The Valparaiso Popcorn Festival is an annual one-day food festival held in September in Valparaiso, Indiana. The festival began in 1979 as a way to salute resident Orville Redenbacher, the food scientist and businessman associated with the brand of popcorn which bears his name.

Scheduled annually on the first Saturday after Labor Day, the Valparaiso Popcorn Festival is an all-day event held in the downtown area of Valparaiso.

Redenbacher lived in Valparaiso when he developed his gourmet popcorn hybrid, and introduced himself in his commercials as hailing from the city. The first festival was held on September 17, 1979, when the Chamber of Commerce declared "Orville Redenbacher Recognition Day." As many as 40,000 people attended the initial event, which included a parade, a hot-air balloon, and a "Popcorn Bowl" football game featuring Valparaiso University.

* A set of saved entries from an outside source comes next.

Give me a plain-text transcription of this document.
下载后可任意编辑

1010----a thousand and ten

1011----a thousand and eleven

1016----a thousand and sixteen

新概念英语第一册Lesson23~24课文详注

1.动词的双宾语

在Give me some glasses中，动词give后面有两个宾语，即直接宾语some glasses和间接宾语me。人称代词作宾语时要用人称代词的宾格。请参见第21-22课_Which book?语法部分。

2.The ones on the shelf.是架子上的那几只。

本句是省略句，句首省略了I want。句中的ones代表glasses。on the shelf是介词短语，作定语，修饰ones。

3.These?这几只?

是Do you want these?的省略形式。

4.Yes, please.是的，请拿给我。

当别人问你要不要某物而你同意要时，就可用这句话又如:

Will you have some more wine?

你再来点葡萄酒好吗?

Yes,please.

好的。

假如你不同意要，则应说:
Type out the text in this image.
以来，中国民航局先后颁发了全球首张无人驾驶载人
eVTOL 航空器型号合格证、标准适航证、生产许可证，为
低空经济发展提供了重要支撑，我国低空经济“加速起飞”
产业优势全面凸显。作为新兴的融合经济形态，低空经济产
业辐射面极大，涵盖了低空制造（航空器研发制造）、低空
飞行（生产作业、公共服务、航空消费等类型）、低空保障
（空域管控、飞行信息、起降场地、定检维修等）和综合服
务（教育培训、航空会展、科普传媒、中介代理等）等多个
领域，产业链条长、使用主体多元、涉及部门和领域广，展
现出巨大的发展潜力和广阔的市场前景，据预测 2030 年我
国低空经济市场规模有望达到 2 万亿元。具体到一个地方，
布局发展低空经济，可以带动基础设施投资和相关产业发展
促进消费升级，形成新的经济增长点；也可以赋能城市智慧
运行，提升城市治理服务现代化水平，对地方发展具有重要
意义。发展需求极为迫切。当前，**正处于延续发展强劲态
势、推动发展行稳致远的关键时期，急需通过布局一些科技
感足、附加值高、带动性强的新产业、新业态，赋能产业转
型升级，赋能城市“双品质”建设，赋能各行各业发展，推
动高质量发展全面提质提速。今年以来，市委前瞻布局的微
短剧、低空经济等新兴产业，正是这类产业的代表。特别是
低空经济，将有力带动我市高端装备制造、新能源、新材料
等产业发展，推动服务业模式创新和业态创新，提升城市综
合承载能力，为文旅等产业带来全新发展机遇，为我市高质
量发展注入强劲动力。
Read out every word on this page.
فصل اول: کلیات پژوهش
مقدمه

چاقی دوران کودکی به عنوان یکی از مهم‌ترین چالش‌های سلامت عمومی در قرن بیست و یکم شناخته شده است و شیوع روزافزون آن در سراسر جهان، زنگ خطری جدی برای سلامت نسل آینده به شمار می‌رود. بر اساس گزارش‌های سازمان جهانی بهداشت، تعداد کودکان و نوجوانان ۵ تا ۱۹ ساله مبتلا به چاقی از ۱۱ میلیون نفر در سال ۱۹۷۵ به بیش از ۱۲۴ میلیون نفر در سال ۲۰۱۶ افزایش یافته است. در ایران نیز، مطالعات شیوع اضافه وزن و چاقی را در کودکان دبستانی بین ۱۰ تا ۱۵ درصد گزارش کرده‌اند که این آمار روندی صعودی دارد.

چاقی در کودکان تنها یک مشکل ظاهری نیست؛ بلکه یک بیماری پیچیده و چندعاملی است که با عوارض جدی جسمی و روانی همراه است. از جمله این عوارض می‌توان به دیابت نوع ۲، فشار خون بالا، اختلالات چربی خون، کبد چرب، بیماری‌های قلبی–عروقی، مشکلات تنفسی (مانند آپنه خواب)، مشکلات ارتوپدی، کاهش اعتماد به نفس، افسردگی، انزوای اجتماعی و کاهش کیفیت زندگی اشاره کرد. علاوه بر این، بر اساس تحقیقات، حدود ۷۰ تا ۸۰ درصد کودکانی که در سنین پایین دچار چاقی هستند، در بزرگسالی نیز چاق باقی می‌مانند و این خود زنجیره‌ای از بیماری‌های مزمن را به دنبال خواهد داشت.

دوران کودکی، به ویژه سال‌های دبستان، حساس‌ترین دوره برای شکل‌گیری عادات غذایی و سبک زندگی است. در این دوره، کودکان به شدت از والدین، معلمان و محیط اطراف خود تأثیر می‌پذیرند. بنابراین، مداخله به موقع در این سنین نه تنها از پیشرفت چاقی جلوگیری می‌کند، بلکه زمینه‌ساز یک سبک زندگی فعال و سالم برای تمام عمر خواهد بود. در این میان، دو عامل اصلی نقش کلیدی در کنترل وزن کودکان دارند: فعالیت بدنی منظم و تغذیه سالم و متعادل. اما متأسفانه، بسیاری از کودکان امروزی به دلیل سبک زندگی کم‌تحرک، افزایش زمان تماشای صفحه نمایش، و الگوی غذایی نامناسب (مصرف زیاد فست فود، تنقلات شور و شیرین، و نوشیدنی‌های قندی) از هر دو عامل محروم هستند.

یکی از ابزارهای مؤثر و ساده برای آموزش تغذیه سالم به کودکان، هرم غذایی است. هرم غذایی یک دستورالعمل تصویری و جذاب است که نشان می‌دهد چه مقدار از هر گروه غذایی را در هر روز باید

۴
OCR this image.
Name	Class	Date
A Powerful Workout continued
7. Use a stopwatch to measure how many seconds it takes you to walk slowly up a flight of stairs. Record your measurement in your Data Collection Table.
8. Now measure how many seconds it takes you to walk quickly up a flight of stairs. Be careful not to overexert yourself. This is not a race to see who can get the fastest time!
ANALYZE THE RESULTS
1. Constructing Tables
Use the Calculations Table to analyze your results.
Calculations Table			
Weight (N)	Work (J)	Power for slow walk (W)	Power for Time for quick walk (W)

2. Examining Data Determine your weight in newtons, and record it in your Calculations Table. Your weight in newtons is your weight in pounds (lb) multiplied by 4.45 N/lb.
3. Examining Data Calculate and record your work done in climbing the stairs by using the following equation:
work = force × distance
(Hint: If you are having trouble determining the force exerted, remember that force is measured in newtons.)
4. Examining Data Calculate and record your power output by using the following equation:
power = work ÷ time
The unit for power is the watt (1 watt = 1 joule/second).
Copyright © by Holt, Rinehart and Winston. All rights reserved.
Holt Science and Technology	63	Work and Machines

The festival has been held annually ever since, with the exception of 2020, when it was canceled due to the COVID-19 pandemic. Included in the festivities are a 5-mile/5-K run and walk dubbed the Popcorn Panic, a block-long kiddie run (the Lit'l Kernel Puff), live entertainment, hundreds of food and craft vendors, the crowning of the year's popcorn queen, and the nation's 2nd oldest Popcorn Parade. Parade designers are encouraged to use popcorn in their float designs.

A popcorn festival was held in Brazil, Indiana, which was the birthplace of Orville Redenbacher, for ten years. Popcorn festivals are also currently held annually in July in Corydon, Indiana, and in August in Van Buren, Indiana.